AV: The songs that are like "you're a terrible person" kind of songs – my girlfriend knows I'm not singing about her. But with the creepier stuff, when it came to "Go-Getter Greg" she just joined in laughing with that character as much as anyone else did. "Horror of Our Love" is actually one of her favorite songs…she thinks it's "really pretty." There's an aspect of intense love that is…just…the words that you use to describe this love are terrible and off-putting, but they are the only way to adequately express them. Dali has a quote about loving someone so much you want to eat them – sometimes you so desperately want to hold on to somebody that you want to crush them. You don't actually want to hurt them or do harm to them, but they are ways to describe just how much you need, want, desire somebody. There's a lot of overlap in these horrible sounding things that actually describe a true, deep passionate love.

BE: Broken Bride is kind of the same thing, but not in the wildly disturbing way, it's the opposite way – he has an undying love.

AV: Absolutely.

BE: Are you going to do anything like that again?

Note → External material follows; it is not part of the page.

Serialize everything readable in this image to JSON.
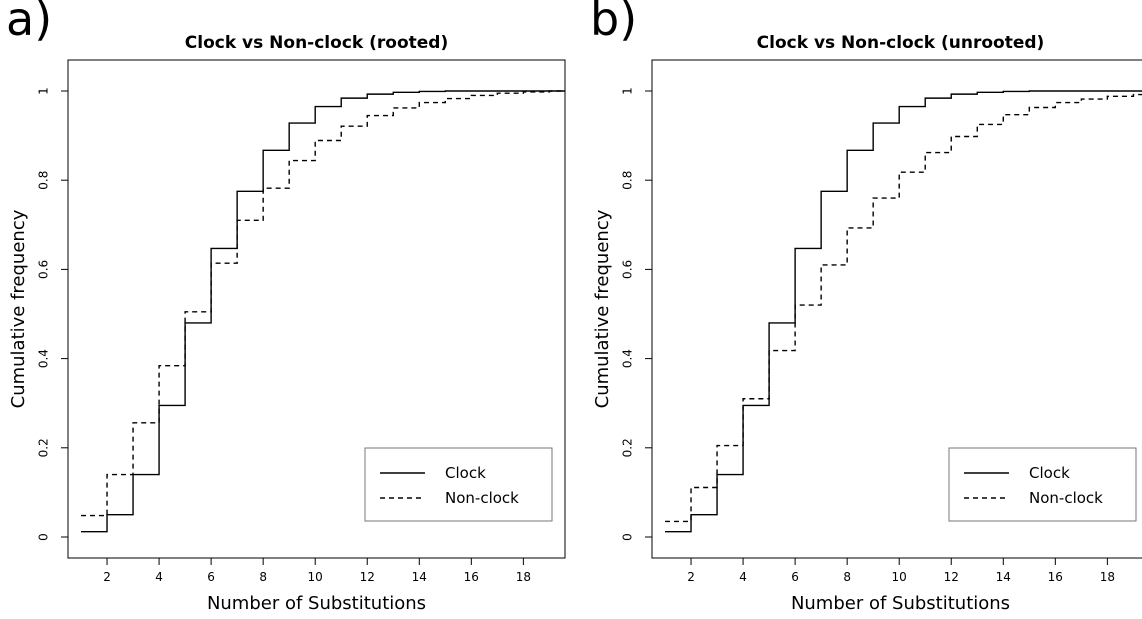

AV: I'm not afraid of it. We're not afraid to do anything like that again. We didn't set out to make "that thing" in the first place, it just sort of happened organically. I imagine we're not going to set out to be like, "We need to make Broken Bride 2, or let's come out with something outrageous like a vampire riding a donkey!"

BE: I'd buy that record!

AV: If we organically come to that point as artists, then I'm sure we won't be afraid to make that record. Every song has to demand to be written. I am excited for when we do feel it would be the right time to make something else without setting out to be like, "Now we're going to satisfy the muse of pop" I don't know what's backing up in our brains. Will we write a bunch of crazy stuff, or a bunch of stuff that could be on the radio even if they are a little weird? It'll probably be a little bit of both.